Financial KPIs for SMEs: Making Numbers-Based Decisions

09 August 2018

The phrase “Cash is King” is well-known, but a king ignored is of no benefit. Too often I come across businesses who have less than an adequate handle on their finances. Just to be clear, knowing if the company made a profit, roughly knowing profit margins, and having an accountant prepare a P&L once a month is not Financial Mastery. Simple-but-effective financial KPIs are crucial for making sound numbers-based decisions.

If you want your business to achieve significant and sustainable growth, you’ll need to know your numbers. You have to be comfortable enough with them to ‘play’ with them, making forecasts for different scenarios and pricing decisions. If you can master this skill, there is no business you can’t run. Businesses ultimately boil down to the figures; the better you are at understanding these figures, the better your decision-making.

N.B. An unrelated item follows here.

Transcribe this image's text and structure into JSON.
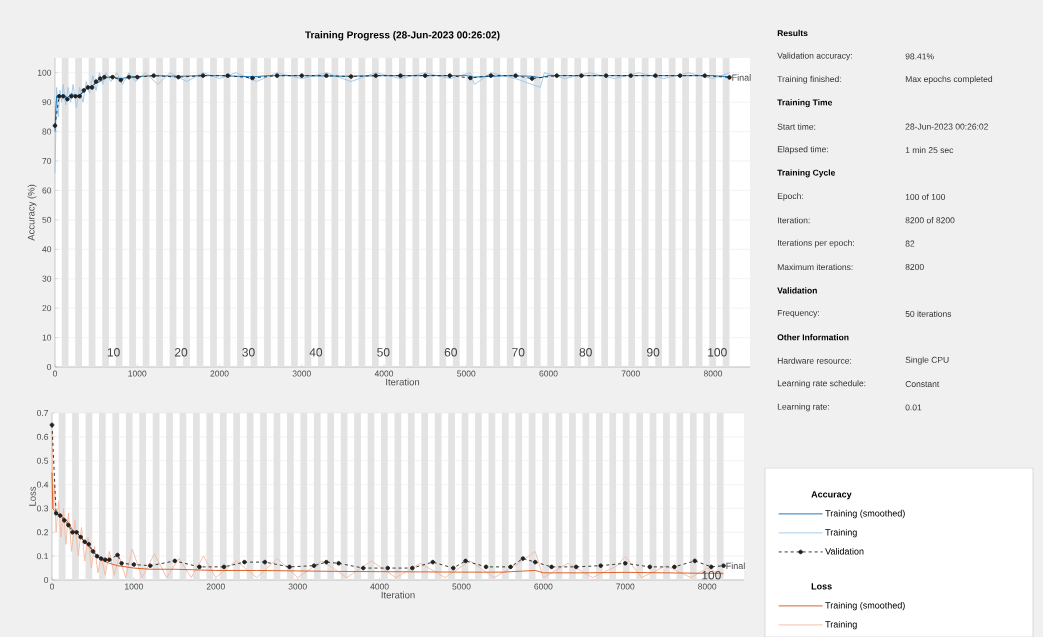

Running the numbers is one thing, but knowing which numbers track and to tweak for greatest impact is a whole new ball game. To start off, this 5 Growth Levers PDF will take you through the most basic financial KPIs you need to be tracking, and how influencing key areas in your business will have a massive impact on your bottom line.

Action Point: Get an accountant on board. Either hire one, or outsource your accounting work. But I don’t just mean have one on the payroll. Your accountant needs to be actively involved in decision-making, in identifying areas that can be improved on, in breaking the numbers down for you. You can’t know all the details, so don’t waste your precious time trying to figure it out.

The next step is forcing yourself to understand what the numbers mean. You don’t need a degree in accounting, an understanding of the half-dozen or so core concepts of accounts should give you most of what you need to know. Your accountant should be able to explain the rest to you.